Muhammad Al-Hussaini

Smashwords book reviews by Muhammad Al-Hussaini

  • Nothingness on Sep. 03, 2012

    A magisterial cocktail of wit, joyfulness, paranoia and vivid humanity, where superstition and conspiracy collide with little league in a brilliant rollercoaster through the American psyche. Raw colours and beautifully written.
  • '56 on Jan. 01, 2013

    “The lost cause, it's a fever that burns in the Hungarian soul”. Faded Mitteleuropäische café culture, tones of Kodály, Bartók, of coffee and pálinka, set the elegant backdrop to this tragic story of broken humanity.
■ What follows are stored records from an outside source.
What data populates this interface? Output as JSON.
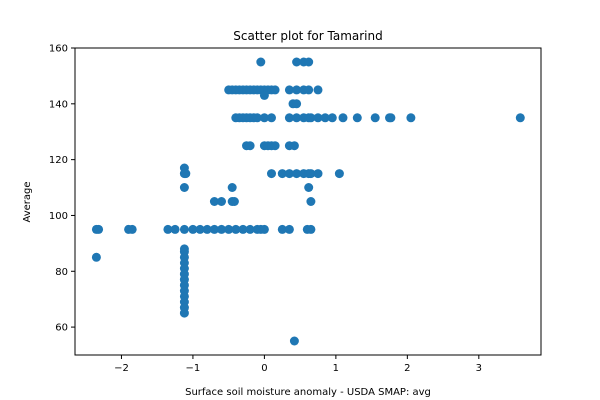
{
  "chart_data": {
    "type": "scatter",
    "title": "Scatter plot for Tamarind",
    "xlabel": "Surface soil moisture anomaly  - USDA SMAP: avg",
    "ylabel": "Average",
    "xlim": [
      -2.65,
      3.87
    ],
    "ylim": [
      50,
      160
    ],
    "xticks": [
      -2,
      -1,
      0,
      1,
      2,
      3
    ],
    "yticks": [
      60,
      80,
      100,
      120,
      140,
      160
    ],
    "grid": false,
    "marker_color": "#1f77b4",
    "points": [
      [
        -0.05,
        155
      ],
      [
        0.45,
        155
      ],
      [
        0.55,
        155
      ],
      [
        0.62,
        155
      ],
      [
        -0.5,
        145
      ],
      [
        -0.45,
        145
      ],
      [
        -0.4,
        145
      ],
      [
        -0.35,
        145
      ],
      [
        -0.3,
        145
      ],
      [
        -0.25,
        145
      ],
      [
        -0.2,
        145
      ],
      [
        -0.15,
        145
      ],
      [
        -0.1,
        145
      ],
      [
        -0.05,
        145
      ],
      [
        0.0,
        145
      ],
      [
        0.05,
        145
      ],
      [
        0.1,
        145
      ],
      [
        0.15,
        145
      ],
      [
        0.35,
        145
      ],
      [
        0.45,
        145
      ],
      [
        0.55,
        145
      ],
      [
        0.62,
        145
      ],
      [
        0.75,
        145
      ],
      [
        0.0,
        143
      ],
      [
        0.4,
        140
      ],
      [
        0.45,
        140
      ],
      [
        -0.4,
        135
      ],
      [
        -0.35,
        135
      ],
      [
        -0.3,
        135
      ],
      [
        -0.25,
        135
      ],
      [
        -0.2,
        135
      ],
      [
        -0.15,
        135
      ],
      [
        -0.1,
        135
      ],
      [
        0.0,
        135
      ],
      [
        0.1,
        135
      ],
      [
        0.35,
        135
      ],
      [
        0.45,
        135
      ],
      [
        0.55,
        135
      ],
      [
        0.62,
        135
      ],
      [
        0.65,
        135
      ],
      [
        0.75,
        135
      ],
      [
        0.85,
        135
      ],
      [
        0.95,
        135
      ],
      [
        1.1,
        135
      ],
      [
        1.3,
        135
      ],
      [
        1.55,
        135
      ],
      [
        1.75,
        135
      ],
      [
        1.77,
        135
      ],
      [
        2.05,
        135
      ],
      [
        3.58,
        135
      ],
      [
        -0.25,
        125
      ],
      [
        -0.2,
        125
      ],
      [
        0.0,
        125
      ],
      [
        0.05,
        125
      ],
      [
        0.1,
        125
      ],
      [
        0.15,
        125
      ],
      [
        0.35,
        125
      ],
      [
        0.42,
        125
      ],
      [
        -1.12,
        117
      ],
      [
        -1.12,
        115
      ],
      [
        -1.1,
        115
      ],
      [
        0.1,
        115
      ],
      [
        0.25,
        115
      ],
      [
        0.35,
        115
      ],
      [
        0.45,
        115
      ],
      [
        0.55,
        115
      ],
      [
        0.62,
        115
      ],
      [
        0.65,
        115
      ],
      [
        0.75,
        115
      ],
      [
        1.05,
        115
      ],
      [
        -1.12,
        110
      ],
      [
        -0.45,
        110
      ],
      [
        0.62,
        110
      ],
      [
        -0.7,
        105
      ],
      [
        -0.6,
        105
      ],
      [
        -0.45,
        105
      ],
      [
        -0.42,
        105
      ],
      [
        0.65,
        105
      ],
      [
        -2.35,
        95
      ],
      [
        -2.32,
        95
      ],
      [
        -1.9,
        95
      ],
      [
        -1.85,
        95
      ],
      [
        -1.35,
        95
      ],
      [
        -1.25,
        95
      ],
      [
        -1.12,
        95
      ],
      [
        -1.0,
        95
      ],
      [
        -0.9,
        95
      ],
      [
        -0.8,
        95
      ],
      [
        -0.7,
        95
      ],
      [
        -0.6,
        95
      ],
      [
        -0.5,
        95
      ],
      [
        -0.4,
        95
      ],
      [
        -0.3,
        95
      ],
      [
        -0.2,
        95
      ],
      [
        -0.1,
        95
      ],
      [
        -0.05,
        95
      ],
      [
        0.0,
        95
      ],
      [
        0.25,
        95
      ],
      [
        0.35,
        95
      ],
      [
        0.6,
        95
      ],
      [
        0.65,
        95
      ],
      [
        -1.12,
        88
      ],
      [
        -1.12,
        87
      ],
      [
        -2.35,
        85
      ],
      [
        -1.12,
        85
      ],
      [
        -1.12,
        83
      ],
      [
        -1.12,
        81
      ],
      [
        -1.12,
        79
      ],
      [
        -1.12,
        77
      ],
      [
        -1.12,
        75
      ],
      [
        -1.12,
        73
      ],
      [
        -1.12,
        71
      ],
      [
        -1.12,
        69
      ],
      [
        -1.12,
        67
      ],
      [
        -1.12,
        65
      ],
      [
        0.42,
        55
      ]
    ]
  }
}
Vivid characterisations, with clear biographical undertones, shape the evolving relationships of the nascent activists, from their first artfully shifting round the black market margins of the brutal state, then standing four-square before its heavy artillery. In the corridors of bruises and broken ribs, the ÁVH (secret police) interject into Horvath's intricate and pastel human narrative of rural family gatherings and urban literary friends, the cold savagery of a system whose suffocating suspicion lends a substratum of fear to daily human encounter. From the boldness of Béla's failed heroism with the student protestors against the Soviet tanks, to the desperate flight of Gizi and infant Elek to the West, this historical novel interjects into the little lives of its protagonists the high machinations of the men of power, the betrayal of a people by their promises, and the spirit of human grace and kindness in the face of impossible odds.